Précis de prédication chrétienne

Suppléments : LE PRÉDICATEUR CHRÉTIEN

par Harold Kallemeyn

Je me propose de préciser quelle est la vocation du prédicateur chrétien en considérant trois responsabilités fondamentales qui lui incombent.

Le prédicateur est d'abord un héraut, représentant du Seigneur qui l'envoie. Ensuite un disciple de Jésus-Christ, et le pasteur de ceux qui l'écoutent. Enfin, un interprète de l'Écriture.

Le prédicateur : un héraut.

Le prédicateur est un héraut, c'est-à-dire un porte-parole chargé par son roi de transmettre un message comme les prophètes de l’Ancien Testament qui n'hésitaient pas à introduire leur discours par la formule caractéristique : « ainsi parle l'Éternel ... »

Pour évoquer le ministère des prophètes, l'Ancien Testament utilise parfois aussi parfois l'image d'une sentinelle chargée d'avertir le peuple du danger qu'il court (par exemple Ézéchiel 3.16-21; 33.1-20). Celle-ci est instructive et complète celle du héraut.

Ces deux images encouragent le prédicateur à satisfaire à trois exigences :

Premièrement, le prédicateur ne doit pas inventer son message. Il est un représentant du Dieu qui se révèle lui-même et qui fait connaître sa volonté dans l’Écriture qu'il a inspirée.

Ensuite, son message porte, avant tout, sur Dieu lui-même, ses œuvres et ses intentions à l'égard de sa création : le Dieu Créateur a agi dans l'histoire humaine pour racheter sa création et appelle l'homme à mettre toute sa confiance en lui.

Le prédicateur ne doit donc pas se contenter de transmettre des informations au sujet de Dieu. Il a la responsabilité de faire appel au cœur et à la volonté de ses auditeurs au nom de Celui qu'il représente, et de les avertir avec insistance, pour les amener à un engagement personnel. Avec l'apôtre Paul, le prédicateur exhorte ses auditeurs : « Soyez réconciliés avec Dieu ! » (2 Corinthiens 5.20).

Cet appel vigoureux place l'auditeur devant un choix décisif : « Va-t-il placer sa confiance en Dieu pour vivre, ou va-t-il douter de Sa Parole, refuser de l'accepter, et, finalement, mourir ? » (cf. 1 Corinthiens 1:21). L'enjeu du message transmis est donc immense : c'est une question de vie ou de mort.

C'est pourquoi, en troisième lieu, il se doit d'être clair dans ses paroles pour être bien compris. Comme le héraut à qui a été confié un message lourd de conséquences, ou la sentinelle qui doit produire un signal clair pour avertir du danger (cf. 1 Cor 14.8), il ne peut tenir des propos ambigus. Que son discours soit clair est d'autant plus indispensable que l'appel à la foi est souvent vite étouffé par bien d'autres voix, bien d'autres envies, bien d'autres appels auxquels ses auditeurs sont exposés.

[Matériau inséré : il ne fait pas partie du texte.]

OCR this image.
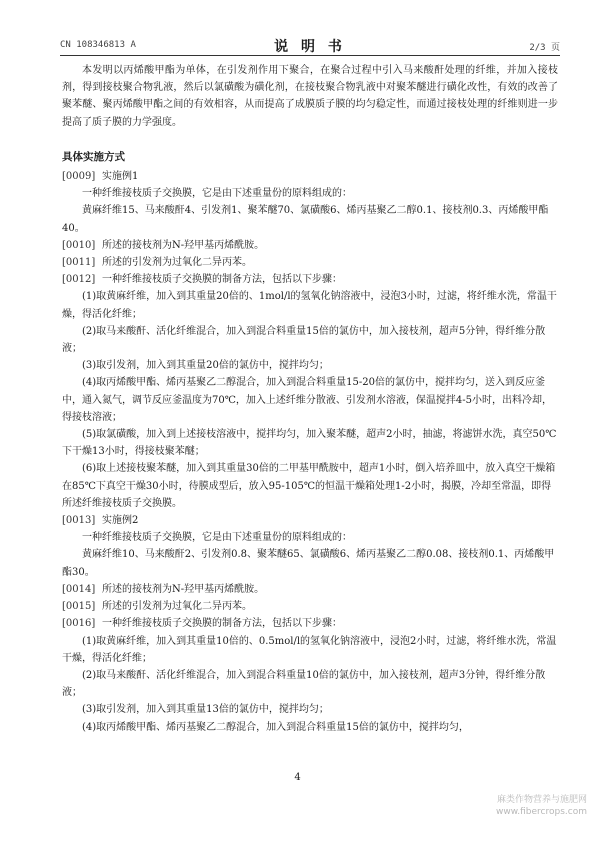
CN 108346813 A	说 明 书	2/3 页

本发明以丙烯酸甲酯为单体，在引发剂作用下聚合，在聚合过程中引入马来酸酐处理的纤维，并加入接枝剂，得到接枝聚合物乳液，然后以氯磺酸为磺化剂，在接枝聚合物乳液中对聚苯醚进行磺化改性，有效的改善了聚苯醚、聚丙烯酸甲酯之间的有效相容，从而提高了成膜质子膜的均匀稳定性，而通过接枝处理的纤维则进一步提高了质子膜的力学强度。

具体实施方式

[0009] 实施例1
一种纤维接枝质子交换膜，它是由下述重量份的原料组成的：
黄麻纤维15、马来酸酐4、引发剂1、聚苯醚70、氯磺酸6、烯丙基聚乙二醇0.1、接枝剂0.3、丙烯酸甲酯40。
[0010] 所述的接枝剂为N-羟甲基丙烯酰胺。
[0011] 所述的引发剂为过氧化二异丙苯。
[0012] 一种纤维接枝质子交换膜的制备方法，包括以下步骤：
(1)取黄麻纤维，加入到其重量20倍的、1mol/l的氢氧化钠溶液中，浸泡3小时，过滤，将纤维水洗，常温干燥，得活化纤维；
(2)取马来酸酐、活化纤维混合，加入到混合料重量15倍的氯仿中，加入接枝剂，超声5分钟，得纤维分散液；
(3)取引发剂，加入到其重量20倍的氯仿中，搅拌均匀；
(4)取丙烯酸甲酯、烯丙基聚乙二醇混合，加入到混合料重量15-20倍的氯仿中，搅拌均匀，送入到反应釜中，通入氮气，调节反应釜温度为70℃，加入上述纤维分散液、引发剂水溶液，保温搅拌4-5小时，出料冷却，得接枝溶液；
(5)取氯磺酸，加入到上述接枝溶液中，搅拌均匀，加入聚苯醚，超声2小时，抽滤，将滤饼水洗，真空50℃下干燥13小时，得接枝聚苯醚；
(6)取上述接枝聚苯醚，加入到其重量30倍的二甲基甲酰胺中，超声1小时，倒入培养皿中，放入真空干燥箱在85℃下真空干燥30小时，待膜成型后，放入95-105℃的恒温干燥箱处理1-2小时，揭膜，冷却至常温，即得所述纤维接枝质子交换膜。
[0013] 实施例2
一种纤维接枝质子交换膜，它是由下述重量份的原料组成的：
黄麻纤维10、马来酸酐2、引发剂0.8、聚苯醚65、氯磺酸6、烯丙基聚乙二醇0.08、接枝剂0.1、丙烯酸甲酯30。
[0014] 所述的接枝剂为N-羟甲基丙烯酰胺。
[0015] 所述的引发剂为过氧化二异丙苯。
[0016] 一种纤维接枝质子交换膜的制备方法，包括以下步骤：
(1)取黄麻纤维，加入到其重量10倍的、0.5mol/l的氢氧化钠溶液中，浸泡2小时，过滤，将纤维水洗，常温干燥，得活化纤维；
(2)取马来酸酐、活化纤维混合，加入到混合料重量10倍的氯仿中，加入接枝剂，超声3分钟，得纤维分散液；
(3)取引发剂，加入到其重量13倍的氯仿中，搅拌均匀；
(4)取丙烯酸甲酯、烯丙基聚乙二醇混合，加入到混合料重量15倍的氯仿中，搅拌均匀，
4
麻类作物营养与施肥网
www.fibercrops.com
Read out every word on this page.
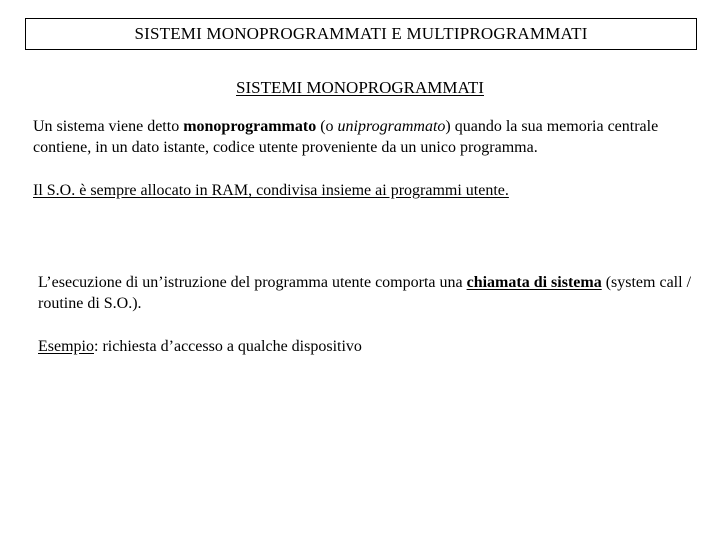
SISTEMI MONOPROGRAMMATI E MULTIPROGRAMMATI
SISTEMI MONOPROGRAMMATI

Un sistema viene detto monoprogrammato (o uniprogrammato) quando la sua memoria centrale contiene, in un dato istante, codice utente proveniente da un unico programma.

Il S.O. è sempre allocato in RAM, condivisa insieme ai programmi utente.

L’esecuzione di un’istruzione del programma utente comporta una chiamata di sistema (system call / routine di S.O.).

Esempio: richiesta d’accesso a qualche dispositivo
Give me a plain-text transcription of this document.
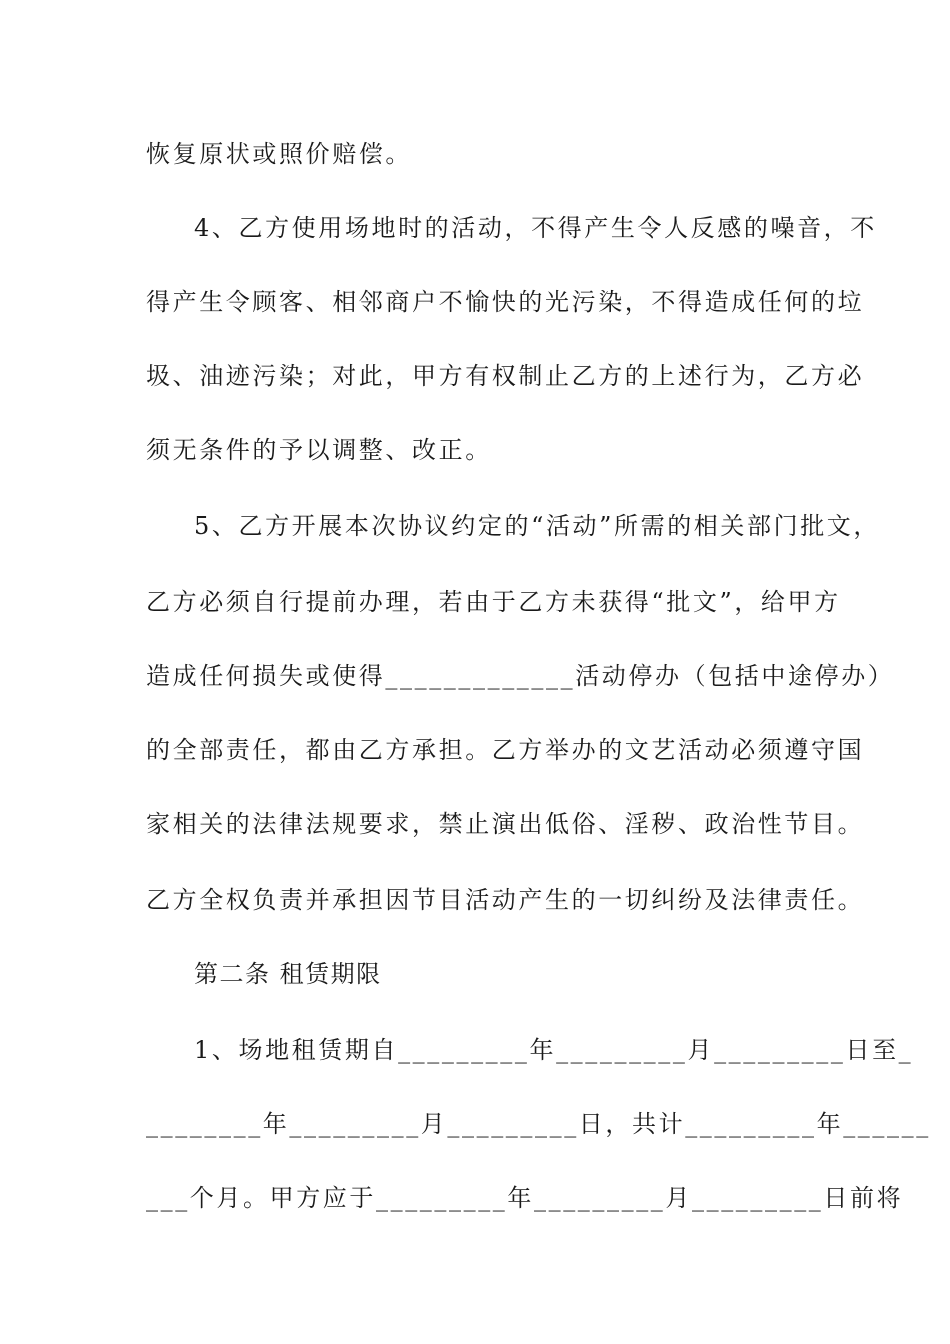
恢复原状或照价赔偿。
4、乙方使用场地时的活动，不得产生令人反感的噪音，不
得产生令顾客、相邻商户不愉快的光污染，不得造成任何的垃
圾、油迹污染；对此，甲方有权制止乙方的上述行为，乙方必
须无条件的予以调整、改正。
5、乙方开展本次协议约定的“活动”所需的相关部门批文，
乙方必须自行提前办理，若由于乙方未获得“批文”，给甲方
造成任何损失或使得_____________活动停办（包括中途停办）
的全部责任，都由乙方承担。乙方举办的文艺活动必须遵守国
家相关的法律法规要求，禁止演出低俗、淫秽、政治性节目。
乙方全权负责并承担因节目活动产生的一切纠纷及法律责任。
第二条 租赁期限
1、场地租赁期自_________年_________月_________日至_
________年_________月_________日，共计_________年______
___个月。甲方应于_________年_________月_________日前将
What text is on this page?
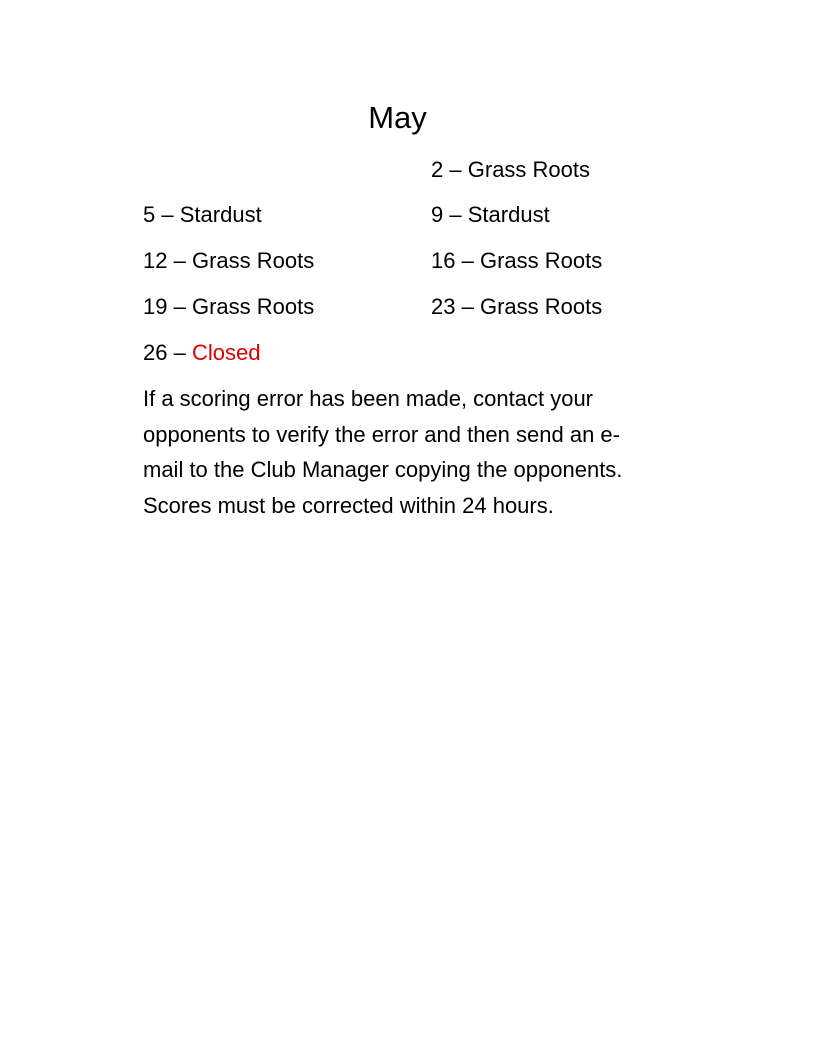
May
2 – Grass Roots
9 – Stardust
16 – Grass Roots
23 – Grass Roots
5 – Stardust
12 – Grass Roots
19 – Grass Roots
26 – Closed
If a scoring error has been made, contact your
opponents to verify the error and then send an e-
mail to the Club Manager copying the opponents.
Scores must be corrected within 24 hours.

Les images du héraut et de la sentinelle rappellent donc au prédicateur une triple exigence :

- être fidèle au message qui lui est confié.

- faire appel, au nom de Celui qui l'envoie, au cœur et à la volonté de ses auditeurs.

- être clair dans ses propos.

Le prédicateur : disciple et pasteur.

Le prédicateur est lui-même un disciple de Jésus-Christ pleinement convaincu du message qu'il délivre. Il a goûté aux bienfaits de l'Évangile et il sait que le sort de ses auditeurs en dépend. C’est pourquoi il prend la parole avec grande conviction.

Mais de plus, à partir de sa propre expérience, il sait à quel point le croyant peut douter de la grâce de Dieu. Il est conscient de ce que le fidèle peut hésiter à se confier jour après jour à Dieu et à se soumettre à Sa volonté. Connaissant le chemin de la réconciliation et de la sanctification, il sait que cette route est, comme pour Chrétien dans « le voyage du pèlerin », semée d'embûches. Une des difficultés importantes est le doute : le doute avec ses réticences et ses résistances qui se dressent comme un obstacle à la foi, à l'obéissance, et au service chrétien. Quand il prépare ses sermons, le prédicateur chrétien tient compte de ce « combat de la foi » que doivent mener les croyants auxquels il va s'adresser.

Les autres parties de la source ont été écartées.